Both films used labour-intensive methods such as oil-painted backdrops, consuming a large amount of the studio’s resources.

Pinnochio had good reviews but when it was released in February 1940, the war in Europe shut off the film from potential European markets. Fantasia also flopped, partly because it was considered too artsy for animation audiences but also because of the war.

Disney already had Bambi in production, but it was costly and progress was slow.
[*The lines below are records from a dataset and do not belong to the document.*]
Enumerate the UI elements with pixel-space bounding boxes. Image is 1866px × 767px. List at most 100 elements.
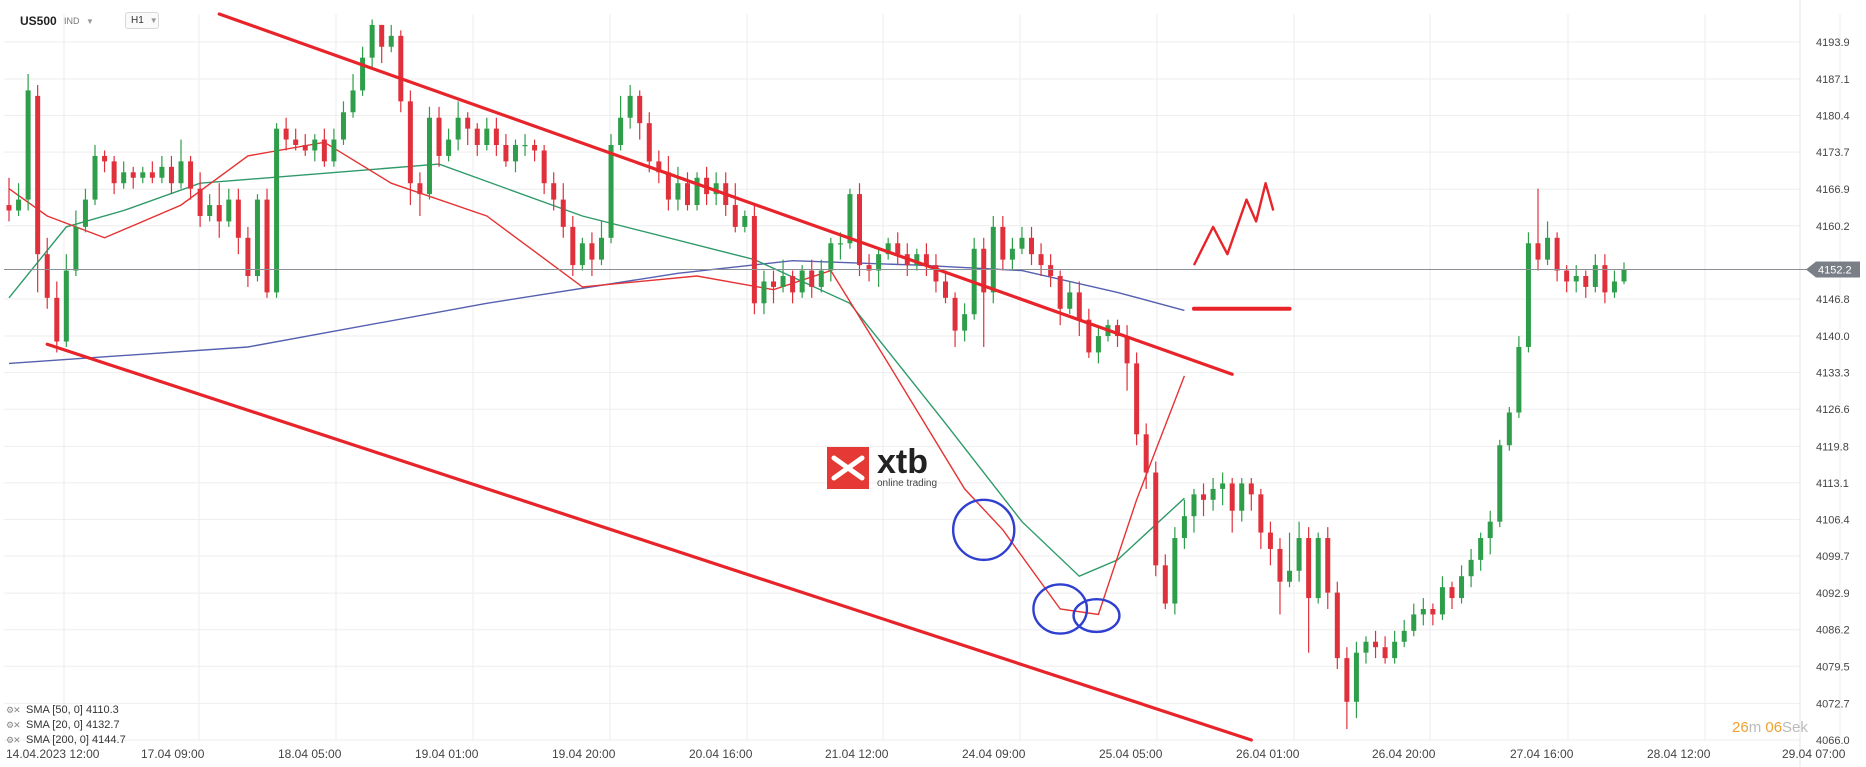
y-tick-label: 4160.2 xyxy=(1816,221,1850,233)
candle-body xyxy=(159,166,165,178)
sma-lines xyxy=(8,141,1186,616)
candle-body xyxy=(1239,483,1245,511)
x-tick-label: 14.04.2023 12:00 xyxy=(6,747,100,761)
y-tick-label: 4106.4 xyxy=(1816,514,1850,526)
candle xyxy=(312,134,318,162)
candle xyxy=(455,101,461,151)
candle-body xyxy=(1229,483,1235,511)
candle-body xyxy=(474,128,480,146)
candle xyxy=(1325,527,1331,609)
candle-body xyxy=(1621,269,1627,282)
y-tick-label: 4079.5 xyxy=(1816,661,1850,673)
candle xyxy=(168,155,174,195)
candle xyxy=(25,74,31,211)
candle xyxy=(1181,499,1187,549)
y-tick-label: 4140.0 xyxy=(1816,331,1850,343)
candle xyxy=(1095,325,1101,364)
candle xyxy=(426,106,432,200)
candle-body xyxy=(732,205,738,227)
candle-body xyxy=(713,183,719,195)
candle xyxy=(675,166,681,211)
candle xyxy=(818,259,824,293)
candle xyxy=(933,254,939,293)
candle-body xyxy=(560,199,566,227)
timer-sec-unit: Sek xyxy=(1782,719,1808,736)
candle xyxy=(54,281,60,353)
candle xyxy=(923,243,929,277)
candle-body xyxy=(952,297,958,331)
settings-close-icon[interactable]: ⚙✕ xyxy=(6,734,21,745)
x-axis[interactable]: 14.04.2023 12:00 17.04 09:00 18.04 05:00 19… xyxy=(6,747,1846,761)
candle-body xyxy=(809,270,815,287)
candle-body xyxy=(1583,276,1589,287)
candle-body xyxy=(312,139,318,151)
candle xyxy=(1306,527,1312,653)
candle xyxy=(790,270,796,304)
candle xyxy=(417,172,423,216)
candle-body xyxy=(1009,248,1015,260)
candle xyxy=(465,112,471,146)
x-tick-label: 19.04 01:00 xyxy=(415,747,479,761)
candle xyxy=(503,134,509,167)
candle-body xyxy=(130,172,136,178)
settings-close-icon[interactable]: ⚙✕ xyxy=(6,719,21,730)
candle xyxy=(149,161,155,184)
timeframe-select[interactable]: H1 ▼ xyxy=(125,12,159,29)
candle-body xyxy=(637,95,643,124)
candle-body xyxy=(1516,346,1522,413)
candle xyxy=(1315,532,1321,604)
y-tick-label: 4146.8 xyxy=(1816,294,1850,306)
candle-body xyxy=(1267,532,1273,549)
candle xyxy=(398,30,404,113)
xtb-x-icon xyxy=(827,447,869,489)
candle xyxy=(1229,477,1235,533)
candle xyxy=(579,237,585,271)
candle xyxy=(1201,483,1207,517)
candle-countdown: 26m 06Sek xyxy=(1732,719,1808,736)
y-tick-label: 4072.7 xyxy=(1816,698,1850,710)
candle xyxy=(6,177,12,222)
symbol-name[interactable]: US500 xyxy=(20,14,57,28)
legend-sma50[interactable]: ⚙✕ SMA [50, 0] 4110.3 xyxy=(6,704,119,716)
x-tick-label: 28.04 12:00 xyxy=(1647,747,1711,761)
settings-close-icon[interactable]: ⚙✕ xyxy=(6,704,21,715)
candle-body xyxy=(1478,538,1484,560)
candle xyxy=(1344,647,1350,730)
candle xyxy=(493,117,499,156)
candle-body xyxy=(1545,237,1551,260)
x-tick-label: 26.04 01:00 xyxy=(1236,747,1300,761)
sma20-line xyxy=(8,141,1186,616)
candle-body xyxy=(923,254,929,266)
candle-body xyxy=(885,243,891,255)
candle xyxy=(1210,477,1216,511)
y-tick-label: 4133.3 xyxy=(1816,368,1850,380)
candle xyxy=(665,155,671,211)
candle xyxy=(254,194,260,282)
candle-body xyxy=(694,177,700,206)
candle xyxy=(1459,565,1465,604)
candle xyxy=(541,145,547,195)
candle xyxy=(532,139,538,162)
candle-body xyxy=(512,145,518,162)
candle xyxy=(1258,488,1264,549)
candle xyxy=(274,123,280,298)
candle xyxy=(742,210,748,233)
chevron-down-icon[interactable]: ▼ xyxy=(86,16,94,26)
candle-body xyxy=(1296,538,1302,571)
candle xyxy=(484,117,490,151)
candle xyxy=(971,237,977,320)
candle-body xyxy=(914,254,920,266)
candle-body xyxy=(1181,516,1187,539)
candle-body xyxy=(35,95,41,255)
candle-body xyxy=(1334,592,1340,659)
y-axis[interactable]: 4193.9 4187.1 4180.4 4173.7 4166.9 4160.2 4146… xyxy=(1816,37,1850,747)
candle xyxy=(522,134,528,156)
candle-body xyxy=(675,183,681,200)
legend-sma200[interactable]: ⚙✕ SMA [200, 0] 4144.7 xyxy=(6,734,126,746)
legend-sma20[interactable]: ⚙✕ SMA [20, 0] 4132.7 xyxy=(6,719,120,731)
candle-body xyxy=(1592,265,1598,287)
candle-body xyxy=(73,226,79,271)
candle xyxy=(16,183,22,216)
candle xyxy=(1592,254,1598,293)
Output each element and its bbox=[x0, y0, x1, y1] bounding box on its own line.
He shelved other more expensive projects such as adaptations of Alice In Wonderland and Peter Pan and looked for something cheaper, simpler and faster and would also connect with the audience in a way that neither of his previous films had.

Walt Disney with a mickey mouse doll in London in 1938.

He found the perfect material in a humble children’s story written by Helen Aberson and illustrated by Harold Pearl and published in 1938.

It was about a young large-eared circus elephant dubbed Jumbo because of his large ears, but who is later given the name Dumbo when he trips on his ears and wrecks the elephant act.

Relegated to being part of a clown act, the elephant is rescued from this fate with the help of a robin named Red.

The bird teaches the elephant to fly and to gain acceptance at the circus. Disney snapped up the rights, initially seeing it as a 30-minute short. He later saw its greater potential and asked one of his producers, Ben Sharpsteen, to expand it into a longer feature. Disney put his best writers, Joe Grant and Dick Huemer, to work on the project.

Artist Bill Peet working on the Disney film Dumbo in 1941.

The writers stuck largely to Aberson’s story but in development they tweaked a few things. The mother elephant, named Ella in the book, became simply Mrs Jumbo and the robin became Timothy the mouse. They also introduced the famous Pink Elephants on Parade dream sequence, in which Dumbo and Timothy hallucinate they are seeing pink elephants after accidentally getting drunk.

Animators were told to keep costs low. Backgrounds were painted as watercolours and artists tried to keep only a few characters on screen. There were also some clever cost-cutting measures that added to the artistry of the film. In one scene a group of clowns are seen only as shadows on a tent, as Dumbo and Timothy listen in. In the Pink Elephants sequence there are single colour backgrounds.

A screen grab of Dumbo and his mate Timothy the mouse from the original 1941 movie.

Dumbo doesn’t speak so there was no need to cast a voice actor for the lead. None of the other actors were A-list stars. Timothy was voiced by Edward Brophy, best known for playing gangsters, a relative unknown. While animators on Pinnochio, Fantasia or Bambi only created three or four animation cells a day, those working on Dumbo were painting 120 to 140. The project hit a snag with an animators strike (which is parodied in Dumbo when the clowns go to ask their boss for a raise).

The film opened on October 23, 1941. While Disney’s studio may have skimped on the production, including the length (it was only 64 minutes long), they packed in plenty of emotion and pathos. Critics loved it and so did audiences, who liked the tale of the misfit elephant finding his talent and along with it gaining fame and affection.

The film was banned in Boston because it was thought the crow characters were a negative stereotype of African-Americans. One of the characters was named Jim Crow, the name of a character created by white minstrels wearing blackface that had become widely applied to the system of treating African-Americans like second class citizens. The film lived down the controversy and put Disney’s studio into a financially healthy position.